I know flex track is much better than sectoinal, and it is what I shall use for my railway, but I want it to be realistic as possible, so I prefer the real wooden ties, but I don’t like the random nails every 10 or so ties to hold the rail down, So, I wondered if there was commercial flew track with real wood ties.

One of the drawbacks to a rarely used (at least in North America) scale/gauge combination is that you have to hand lay the track to get a realistic look. Most HO gauge flex track tries to come close to scale for HO scale 20th Century main lines. That may or may not be anywhere near correct for your Sn42 prototype. Chances are the ties on HO flex track will be too narrow, too short, and too closely spaced.

The 1st step is to figure out what your prototype’s (real or fictional) used for ties and rail. 3ft narrow gauge in the US generally used 6ft or 6.5ft ties either 6x6 or 5x7 cross section, typically on something like 27" spacing. Rail was anywhere from 35lb to 85 lb. But I have no idea what the specs were for 42" gauge track - and I’m not sure what era you are modeling. Track standards definitely varied with era.

Of course, you could just use regular HO flex track, bury it in ballast, and call it good like some On30 folks do. But that begs the question of why not just model a short or backwoods line in HO standard gauge in the 1st place?

decisions have consequences

Fred W

Okay, so I model at the time of about 1920ish.I really am starting say, forget you guys, when it comes to Sn42. I have found some experts on OTHER sites, who do Sn42. So I will hearby never mention Sn42, And I will just ask the pros

Fred and others have tried to help you avoid making a mistake.
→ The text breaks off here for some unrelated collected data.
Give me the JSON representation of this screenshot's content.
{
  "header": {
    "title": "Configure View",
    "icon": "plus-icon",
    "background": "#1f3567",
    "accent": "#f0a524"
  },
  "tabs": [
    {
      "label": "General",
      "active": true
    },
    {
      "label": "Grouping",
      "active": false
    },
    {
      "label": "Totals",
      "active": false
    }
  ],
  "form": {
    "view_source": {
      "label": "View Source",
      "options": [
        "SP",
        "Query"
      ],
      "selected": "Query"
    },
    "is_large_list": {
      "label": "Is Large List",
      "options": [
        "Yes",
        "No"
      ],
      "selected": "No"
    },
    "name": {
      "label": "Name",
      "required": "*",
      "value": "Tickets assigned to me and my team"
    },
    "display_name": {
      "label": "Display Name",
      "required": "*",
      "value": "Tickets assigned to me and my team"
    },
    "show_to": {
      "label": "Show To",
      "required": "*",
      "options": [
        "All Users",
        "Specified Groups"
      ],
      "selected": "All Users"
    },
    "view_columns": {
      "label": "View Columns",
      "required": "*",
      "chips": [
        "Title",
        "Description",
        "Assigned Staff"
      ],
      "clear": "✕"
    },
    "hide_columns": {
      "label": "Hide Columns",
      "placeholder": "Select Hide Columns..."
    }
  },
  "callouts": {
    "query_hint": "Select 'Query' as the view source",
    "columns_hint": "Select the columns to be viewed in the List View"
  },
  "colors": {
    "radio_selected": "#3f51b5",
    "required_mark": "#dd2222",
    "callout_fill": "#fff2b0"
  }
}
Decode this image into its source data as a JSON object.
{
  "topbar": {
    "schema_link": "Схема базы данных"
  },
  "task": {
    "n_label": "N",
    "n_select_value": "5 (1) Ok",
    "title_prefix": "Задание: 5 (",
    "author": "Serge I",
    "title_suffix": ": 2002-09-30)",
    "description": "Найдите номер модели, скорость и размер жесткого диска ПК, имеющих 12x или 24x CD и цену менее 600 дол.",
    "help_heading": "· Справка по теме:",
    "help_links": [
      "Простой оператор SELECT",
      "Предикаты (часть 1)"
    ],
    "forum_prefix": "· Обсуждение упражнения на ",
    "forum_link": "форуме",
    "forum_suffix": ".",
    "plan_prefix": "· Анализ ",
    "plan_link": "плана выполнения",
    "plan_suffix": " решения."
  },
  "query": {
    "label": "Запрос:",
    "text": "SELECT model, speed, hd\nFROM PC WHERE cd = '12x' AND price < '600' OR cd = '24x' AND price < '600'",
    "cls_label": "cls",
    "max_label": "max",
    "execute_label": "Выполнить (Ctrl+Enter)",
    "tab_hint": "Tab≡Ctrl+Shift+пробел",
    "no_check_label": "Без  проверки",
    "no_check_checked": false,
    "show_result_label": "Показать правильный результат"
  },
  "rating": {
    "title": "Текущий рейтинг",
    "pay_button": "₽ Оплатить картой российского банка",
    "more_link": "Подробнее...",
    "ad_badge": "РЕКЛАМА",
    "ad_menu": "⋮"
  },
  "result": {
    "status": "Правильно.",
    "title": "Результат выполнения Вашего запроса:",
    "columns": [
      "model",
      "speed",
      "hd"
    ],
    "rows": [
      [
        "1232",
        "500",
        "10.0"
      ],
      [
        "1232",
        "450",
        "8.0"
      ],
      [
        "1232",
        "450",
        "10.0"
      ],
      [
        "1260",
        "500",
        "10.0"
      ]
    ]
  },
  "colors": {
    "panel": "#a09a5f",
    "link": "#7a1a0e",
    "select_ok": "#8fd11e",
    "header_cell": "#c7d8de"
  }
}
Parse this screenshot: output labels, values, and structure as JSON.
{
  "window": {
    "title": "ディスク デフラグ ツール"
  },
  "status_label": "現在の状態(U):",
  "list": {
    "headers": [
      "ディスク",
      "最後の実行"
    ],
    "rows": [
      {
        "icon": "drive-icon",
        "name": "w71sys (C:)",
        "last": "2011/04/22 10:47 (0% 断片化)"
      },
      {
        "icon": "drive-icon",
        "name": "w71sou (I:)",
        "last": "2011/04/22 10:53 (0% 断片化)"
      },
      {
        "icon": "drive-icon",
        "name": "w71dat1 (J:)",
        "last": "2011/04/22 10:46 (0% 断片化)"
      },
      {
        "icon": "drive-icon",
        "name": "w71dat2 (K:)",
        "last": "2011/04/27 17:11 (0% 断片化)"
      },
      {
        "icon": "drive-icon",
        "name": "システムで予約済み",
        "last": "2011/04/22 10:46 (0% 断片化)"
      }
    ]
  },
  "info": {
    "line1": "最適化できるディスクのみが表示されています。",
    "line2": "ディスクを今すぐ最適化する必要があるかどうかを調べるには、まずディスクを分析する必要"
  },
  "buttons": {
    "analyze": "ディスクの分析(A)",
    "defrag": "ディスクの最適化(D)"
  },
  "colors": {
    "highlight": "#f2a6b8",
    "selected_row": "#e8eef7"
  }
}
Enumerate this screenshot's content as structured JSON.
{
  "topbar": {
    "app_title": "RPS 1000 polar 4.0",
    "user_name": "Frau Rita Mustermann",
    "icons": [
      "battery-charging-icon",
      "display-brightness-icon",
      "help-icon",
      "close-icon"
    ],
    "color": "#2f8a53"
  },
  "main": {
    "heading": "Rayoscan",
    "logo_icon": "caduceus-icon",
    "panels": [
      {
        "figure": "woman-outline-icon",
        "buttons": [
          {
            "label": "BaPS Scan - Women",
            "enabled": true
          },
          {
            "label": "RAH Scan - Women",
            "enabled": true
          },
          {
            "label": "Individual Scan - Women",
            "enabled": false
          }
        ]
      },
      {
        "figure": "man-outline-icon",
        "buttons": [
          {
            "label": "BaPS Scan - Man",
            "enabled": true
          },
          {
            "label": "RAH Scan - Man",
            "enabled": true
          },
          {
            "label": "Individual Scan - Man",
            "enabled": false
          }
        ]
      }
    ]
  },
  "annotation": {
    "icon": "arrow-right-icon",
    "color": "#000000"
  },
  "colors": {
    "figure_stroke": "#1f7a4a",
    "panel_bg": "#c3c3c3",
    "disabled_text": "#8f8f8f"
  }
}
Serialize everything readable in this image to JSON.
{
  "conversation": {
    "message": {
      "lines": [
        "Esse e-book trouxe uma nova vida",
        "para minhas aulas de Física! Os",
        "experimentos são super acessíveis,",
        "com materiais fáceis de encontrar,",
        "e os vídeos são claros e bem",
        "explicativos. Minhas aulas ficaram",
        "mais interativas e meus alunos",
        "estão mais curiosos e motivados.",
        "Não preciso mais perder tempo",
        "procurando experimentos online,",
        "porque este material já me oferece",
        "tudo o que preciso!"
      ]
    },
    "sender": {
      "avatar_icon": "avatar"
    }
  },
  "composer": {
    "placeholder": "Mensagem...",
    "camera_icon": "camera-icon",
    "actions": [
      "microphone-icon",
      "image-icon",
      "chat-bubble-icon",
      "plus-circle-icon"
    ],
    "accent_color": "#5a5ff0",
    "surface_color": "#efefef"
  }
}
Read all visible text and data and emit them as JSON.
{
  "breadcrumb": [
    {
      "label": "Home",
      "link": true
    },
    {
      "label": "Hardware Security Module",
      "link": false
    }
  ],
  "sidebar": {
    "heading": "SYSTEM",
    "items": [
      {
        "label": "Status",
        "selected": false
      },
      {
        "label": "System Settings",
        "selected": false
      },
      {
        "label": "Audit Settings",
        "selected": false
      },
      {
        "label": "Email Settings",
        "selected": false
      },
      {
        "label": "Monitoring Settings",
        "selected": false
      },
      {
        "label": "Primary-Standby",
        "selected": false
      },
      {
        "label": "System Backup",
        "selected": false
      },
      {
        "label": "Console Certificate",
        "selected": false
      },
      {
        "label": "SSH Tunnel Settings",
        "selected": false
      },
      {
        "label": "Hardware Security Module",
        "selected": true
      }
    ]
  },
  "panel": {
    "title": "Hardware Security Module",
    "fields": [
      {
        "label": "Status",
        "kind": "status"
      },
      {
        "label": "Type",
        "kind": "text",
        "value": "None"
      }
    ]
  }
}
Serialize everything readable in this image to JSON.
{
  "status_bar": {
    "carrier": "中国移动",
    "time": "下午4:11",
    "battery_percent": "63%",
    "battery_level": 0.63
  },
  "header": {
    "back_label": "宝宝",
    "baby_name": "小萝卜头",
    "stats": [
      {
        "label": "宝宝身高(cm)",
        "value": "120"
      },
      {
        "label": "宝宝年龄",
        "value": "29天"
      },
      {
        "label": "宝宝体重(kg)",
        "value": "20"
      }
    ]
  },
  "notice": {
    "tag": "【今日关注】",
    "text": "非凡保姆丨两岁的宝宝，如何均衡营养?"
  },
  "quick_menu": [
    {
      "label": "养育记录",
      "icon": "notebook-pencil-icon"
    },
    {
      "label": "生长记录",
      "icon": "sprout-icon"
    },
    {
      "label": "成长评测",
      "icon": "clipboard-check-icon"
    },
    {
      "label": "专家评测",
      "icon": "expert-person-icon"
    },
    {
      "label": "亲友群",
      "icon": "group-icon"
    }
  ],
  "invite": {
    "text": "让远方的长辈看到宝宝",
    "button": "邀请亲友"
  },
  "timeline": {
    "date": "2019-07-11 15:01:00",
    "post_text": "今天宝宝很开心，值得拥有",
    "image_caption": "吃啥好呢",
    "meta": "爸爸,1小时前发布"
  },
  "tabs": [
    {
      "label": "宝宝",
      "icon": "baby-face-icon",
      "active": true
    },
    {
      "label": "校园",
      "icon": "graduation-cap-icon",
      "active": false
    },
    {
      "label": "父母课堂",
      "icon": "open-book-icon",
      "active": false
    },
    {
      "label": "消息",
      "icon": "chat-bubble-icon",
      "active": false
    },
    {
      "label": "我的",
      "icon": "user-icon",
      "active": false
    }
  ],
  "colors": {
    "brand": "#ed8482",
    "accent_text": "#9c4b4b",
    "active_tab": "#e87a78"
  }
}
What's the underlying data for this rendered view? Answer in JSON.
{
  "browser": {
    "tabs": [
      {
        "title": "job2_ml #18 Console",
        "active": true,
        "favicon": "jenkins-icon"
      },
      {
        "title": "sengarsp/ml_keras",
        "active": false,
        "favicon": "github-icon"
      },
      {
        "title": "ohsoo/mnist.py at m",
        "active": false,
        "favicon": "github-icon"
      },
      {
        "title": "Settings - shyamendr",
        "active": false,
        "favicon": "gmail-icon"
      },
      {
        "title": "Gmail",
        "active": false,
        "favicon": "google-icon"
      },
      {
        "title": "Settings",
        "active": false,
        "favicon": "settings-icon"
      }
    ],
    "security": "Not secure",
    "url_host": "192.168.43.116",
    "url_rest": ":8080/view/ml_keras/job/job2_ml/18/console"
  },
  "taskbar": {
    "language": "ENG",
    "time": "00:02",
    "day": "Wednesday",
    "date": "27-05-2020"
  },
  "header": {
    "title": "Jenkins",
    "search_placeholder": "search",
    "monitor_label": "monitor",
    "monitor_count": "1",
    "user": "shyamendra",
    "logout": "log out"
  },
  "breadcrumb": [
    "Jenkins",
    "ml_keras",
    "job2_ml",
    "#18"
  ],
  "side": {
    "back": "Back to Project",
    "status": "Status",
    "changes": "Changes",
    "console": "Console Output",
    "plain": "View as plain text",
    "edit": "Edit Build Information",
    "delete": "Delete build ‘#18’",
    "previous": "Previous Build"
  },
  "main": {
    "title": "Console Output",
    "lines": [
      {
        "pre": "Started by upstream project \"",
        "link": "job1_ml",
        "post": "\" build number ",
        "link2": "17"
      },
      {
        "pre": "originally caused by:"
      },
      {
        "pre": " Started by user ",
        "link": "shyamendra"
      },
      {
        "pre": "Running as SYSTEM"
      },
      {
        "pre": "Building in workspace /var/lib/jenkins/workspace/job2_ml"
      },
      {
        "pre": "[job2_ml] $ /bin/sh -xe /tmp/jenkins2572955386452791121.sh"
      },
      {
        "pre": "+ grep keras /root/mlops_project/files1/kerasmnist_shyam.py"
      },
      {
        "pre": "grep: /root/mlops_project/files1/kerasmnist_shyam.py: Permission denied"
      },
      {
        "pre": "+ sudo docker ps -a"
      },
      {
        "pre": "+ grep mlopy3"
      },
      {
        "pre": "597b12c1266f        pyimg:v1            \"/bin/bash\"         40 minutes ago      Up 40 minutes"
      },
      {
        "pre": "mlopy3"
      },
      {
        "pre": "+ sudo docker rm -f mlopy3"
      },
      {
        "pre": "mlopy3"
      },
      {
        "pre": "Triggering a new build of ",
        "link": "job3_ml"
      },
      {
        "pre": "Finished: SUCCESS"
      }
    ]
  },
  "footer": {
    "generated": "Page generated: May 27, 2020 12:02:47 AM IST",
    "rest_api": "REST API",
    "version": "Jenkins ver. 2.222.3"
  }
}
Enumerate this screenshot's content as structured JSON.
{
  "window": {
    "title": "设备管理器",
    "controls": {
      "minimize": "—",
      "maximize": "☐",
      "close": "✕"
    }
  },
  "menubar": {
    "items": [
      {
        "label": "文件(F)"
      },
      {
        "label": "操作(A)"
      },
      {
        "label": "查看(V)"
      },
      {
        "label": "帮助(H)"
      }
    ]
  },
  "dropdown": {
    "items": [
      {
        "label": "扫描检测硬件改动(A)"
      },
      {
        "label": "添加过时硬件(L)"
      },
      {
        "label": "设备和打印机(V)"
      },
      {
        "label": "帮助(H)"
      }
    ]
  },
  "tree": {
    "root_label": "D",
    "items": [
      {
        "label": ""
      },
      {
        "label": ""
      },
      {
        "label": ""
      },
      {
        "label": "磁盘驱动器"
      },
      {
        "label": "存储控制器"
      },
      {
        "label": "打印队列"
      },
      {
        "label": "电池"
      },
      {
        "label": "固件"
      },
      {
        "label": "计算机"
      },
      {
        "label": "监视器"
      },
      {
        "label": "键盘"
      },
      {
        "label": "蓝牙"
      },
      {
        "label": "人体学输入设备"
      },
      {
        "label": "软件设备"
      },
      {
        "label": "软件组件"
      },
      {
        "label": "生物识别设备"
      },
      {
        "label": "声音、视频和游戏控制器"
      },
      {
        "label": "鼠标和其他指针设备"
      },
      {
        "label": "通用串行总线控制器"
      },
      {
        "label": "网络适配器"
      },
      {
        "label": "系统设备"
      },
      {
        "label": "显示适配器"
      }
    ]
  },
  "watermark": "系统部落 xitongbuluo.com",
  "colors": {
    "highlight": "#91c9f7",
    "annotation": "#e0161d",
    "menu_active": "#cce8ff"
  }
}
Just because they do not model in Sn42 doesn’t mean they are not “experts”. Many posters have come here asking advice, unfortunately very few are willing to listen to the advice they ask for. You should thank Fred for the time he has spent answering your many, many questions. He and others have told you the absolute truth but unfortunately it isn’t what you want to hear. No “offense” taken but there are many good reasons why they suggest modeling in a different scale. Unusual scales take a boat load of money, and some skills that come with practice, age and abilities. This is why most start out with the basics, because they can hone their skills on common items that don’t cost a whole lot and are easy to obtain. But it;s your decision, have fun and good luck.